No! We’re simply trying to provide context for the current environment. Market strategists and hopeful value investors have proclaimed an end to the growth dominance for years now, and other than a four-month respite in 2016 around the election, the trend has been relentless.
So, what will cause the pendulum to swing back to value? There are a couple of possibilities, neither of which is yet in evidence:
- Typically, value does best after a recession when a lot of pent-up earning power is about to be unleashed. Clearly we aren’t at that point today — rates are low, earnings are high, growth is strong, volatility is depressed and flows continue to move into passive strategies.
- Market dominance has always had natural limits, either caused by competition or, failing that, regulation. We believe that if Amazon were a Chinese company selling billions of dollars of retail goods at breakeven, putting Americans out of work and companies out of business, it would be accused of predatory dumping. Google and Facebook command market shares that would have made John D. Rockefeller blush. Remember: Just before regulators broke up AT&T in 1982, many investors never thought it would happen.
How should value investors cope?
Bear in mind that active growth and value managers buy the same thing when investing: earnings and earnings growth. The real difference between the two disciplines is what they’re willing to pay for those earnings. At the benchmark level, the difference between what we call value and growth is not always so intuitive. For example, 280 companies are constituents of both the Russell 1000 Growth Index and the Russell 1000 Value Index. Movement from one index into the other is far from uncommon and can further muddy style distinctions. Not just companies, but entire industries can migrate from growth to value and vice versa. Take biotech stocks, for example. Once growth index darlings, they are now mired in the value camp, selling at lower valuations than some of the airlines, despite having potential to change the world.
How do value managers keep up until the turn?
The best thing that investment managers can do in an environment like this is to stay even more faithful to our established and proven investment process, even as value continues to underperform growth. We firmly believe that consistent implementation of any investment process through all market conditions is itself a source of alpha, regardless of style. Any manager changing their stripes to accommodate a “new” environment means forfeiting whatever discipline they had previously employed.
When disruption hits, great companies do what great companies always do — they restructure their businesses, both operationally and cost-wise, so that when conditions inevitably improve, they thrive like never before. That’s the essence of value investing, and it’s where we’re focusing our efforts today: low expectations with a catalyst. Whether we find value in the biotech space, supermarkets or retailers, there are great opportunities developing for the next cycle ahead. While focusing on such opportunities, we maintain conviction in two concepts: reversion to the mean and buy low, sell high.
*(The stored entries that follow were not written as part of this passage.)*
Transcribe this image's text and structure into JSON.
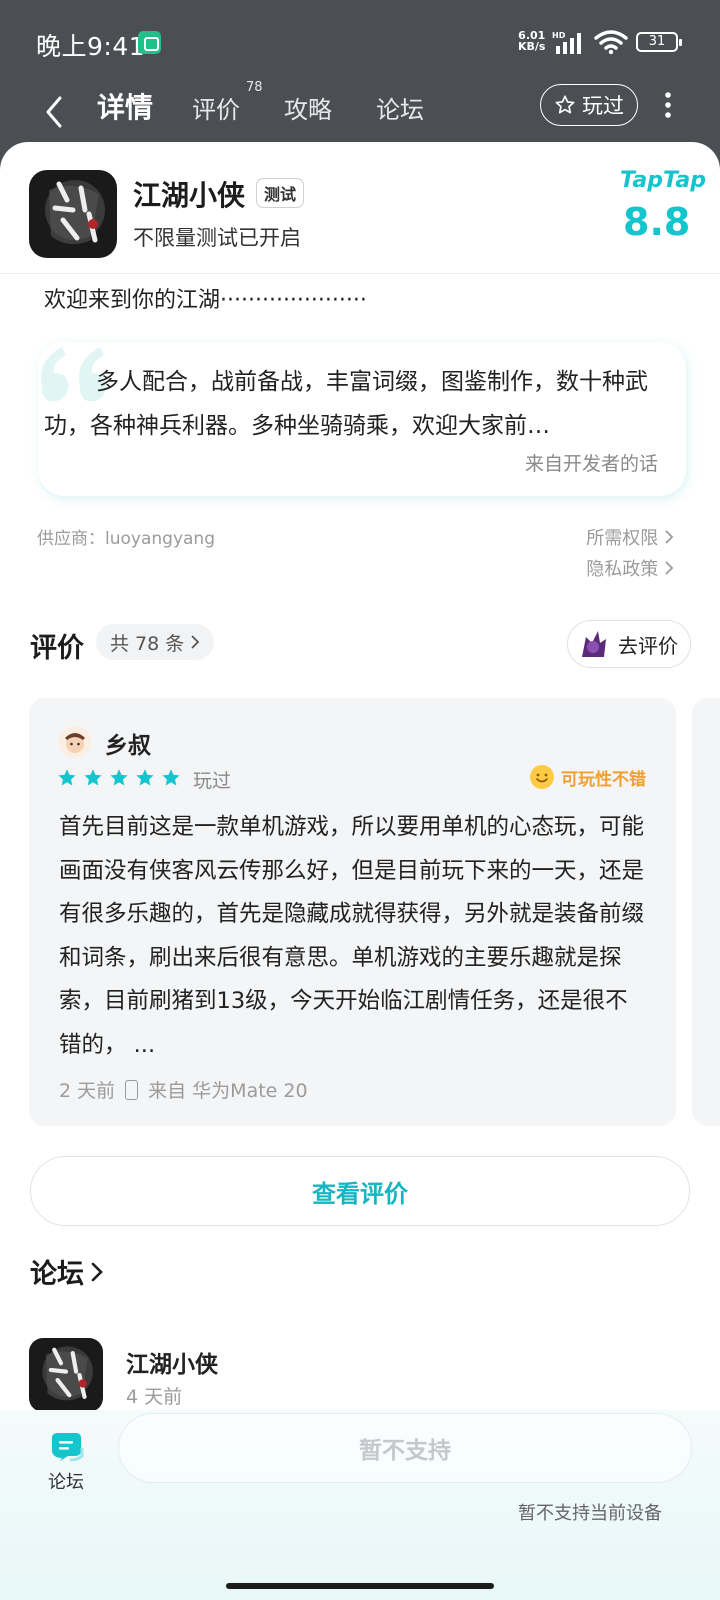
{
  "status_bar": {
    "time": "晚上9:41",
    "net_speed_value": "6.01",
    "net_speed_unit": "KB/s",
    "hd": "HD",
    "battery": "31"
  },
  "nav": {
    "tabs": [
      {
        "label": "详情",
        "active": true
      },
      {
        "label": "评价",
        "sup": "78"
      },
      {
        "label": "攻略"
      },
      {
        "label": "论坛"
      }
    ],
    "played_label": "玩过"
  },
  "app": {
    "name": "江湖小侠",
    "badge": "测试",
    "subtitle": "不限量测试已开启",
    "platform": "TapTap",
    "score": "8.8"
  },
  "intro": {
    "welcome": "欢迎来到你的江湖·····················",
    "dev_text": "多人配合，战前备战，丰富词缀，图鉴制作，数十种武功，各种神兵利器。多种坐骑骑乘，欢迎大家前…",
    "dev_from": "来自开发者的话"
  },
  "info": {
    "supplier": "供应商：luoyangyang",
    "permissions": "所需权限",
    "privacy": "隐私政策"
  },
  "reviews": {
    "title": "评价",
    "count": "共 78 条",
    "go_review": "去评价",
    "card": {
      "author": "乡叔",
      "stars": 5,
      "played": "玩过",
      "tag": "可玩性不错",
      "text": "首先目前这是一款单机游戏，所以要用单机的心态玩，可能画面没有侠客风云传那么好，但是目前玩下来的一天，还是有很多乐趣的，首先是隐藏成就得获得，另外就是装备前缀和词条，刷出来后很有意思。单机游戏的主要乐趣就是探索，目前刷猪到13级，今天开始临江剧情任务，还是很不错的， ...",
      "time": "2 天前",
      "device": "来自 华为Mate 20"
    },
    "view_all": "查看评价"
  },
  "forum": {
    "title": "论坛",
    "item_name": "江湖小侠",
    "item_time": "4 天前"
  },
  "bottom": {
    "forum_label": "论坛",
    "button_label": "暂不支持",
    "note": "暂不支持当前设备"
  },
  "colors": {
    "accent": "#15c5ce",
    "header_bg": "#4b4f53",
    "tag_orange": "#f0a030"
  }
}
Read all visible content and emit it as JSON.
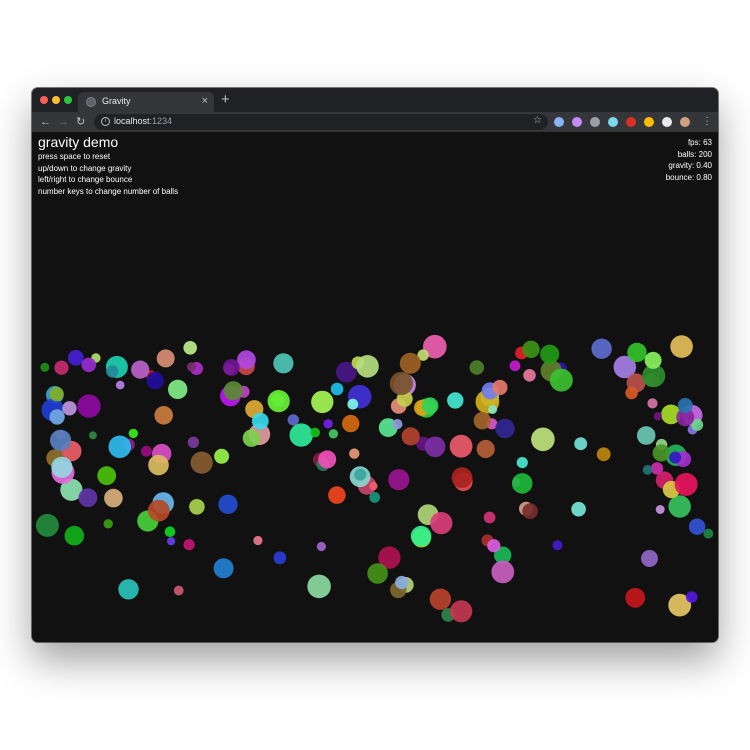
{
  "browser": {
    "tab_title": "Gravity",
    "tab_close": "×",
    "new_tab": "+",
    "url_host": "localhost",
    "url_port": ":1234",
    "nav_back": "←",
    "nav_forward": "→",
    "nav_reload": "↻",
    "star": "☆",
    "menu": "⋮",
    "extension_colors": [
      "#8ab4f8",
      "#c58af9",
      "#9aa0a6",
      "#78d9ec",
      "#d93025",
      "#fbbc04",
      "#e8eaed",
      "#d0a080"
    ]
  },
  "demo": {
    "title": "gravity demo",
    "instructions": [
      "press space to reset",
      "up/down to change gravity",
      "left/right to change bounce",
      "number keys to change number of balls"
    ],
    "stats": {
      "fps_label": "fps:",
      "fps": "63",
      "balls_label": "balls:",
      "balls": "200",
      "gravity_label": "gravity:",
      "gravity": "0.40",
      "bounce_label": "bounce:",
      "bounce": "0.80"
    }
  },
  "colors": {
    "background": "#111111",
    "chrome_dark": "#202124",
    "chrome_light": "#35363a",
    "text": "#ffffff"
  }
}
One hundred years of data doesn’t tell you when value will have its day in the sun, only that it will happen. They don’t ring a bell when style trends start to shift, but what is clear is that catalysts like accommodative money policy that have driven growth’s outperformance are ending. As a result, we believe that investors should be prepared to be early. Systematically rebalancing a portfolio (buying low and selling high) helps ensure that allocation to growth and value are always in sync with target allocations.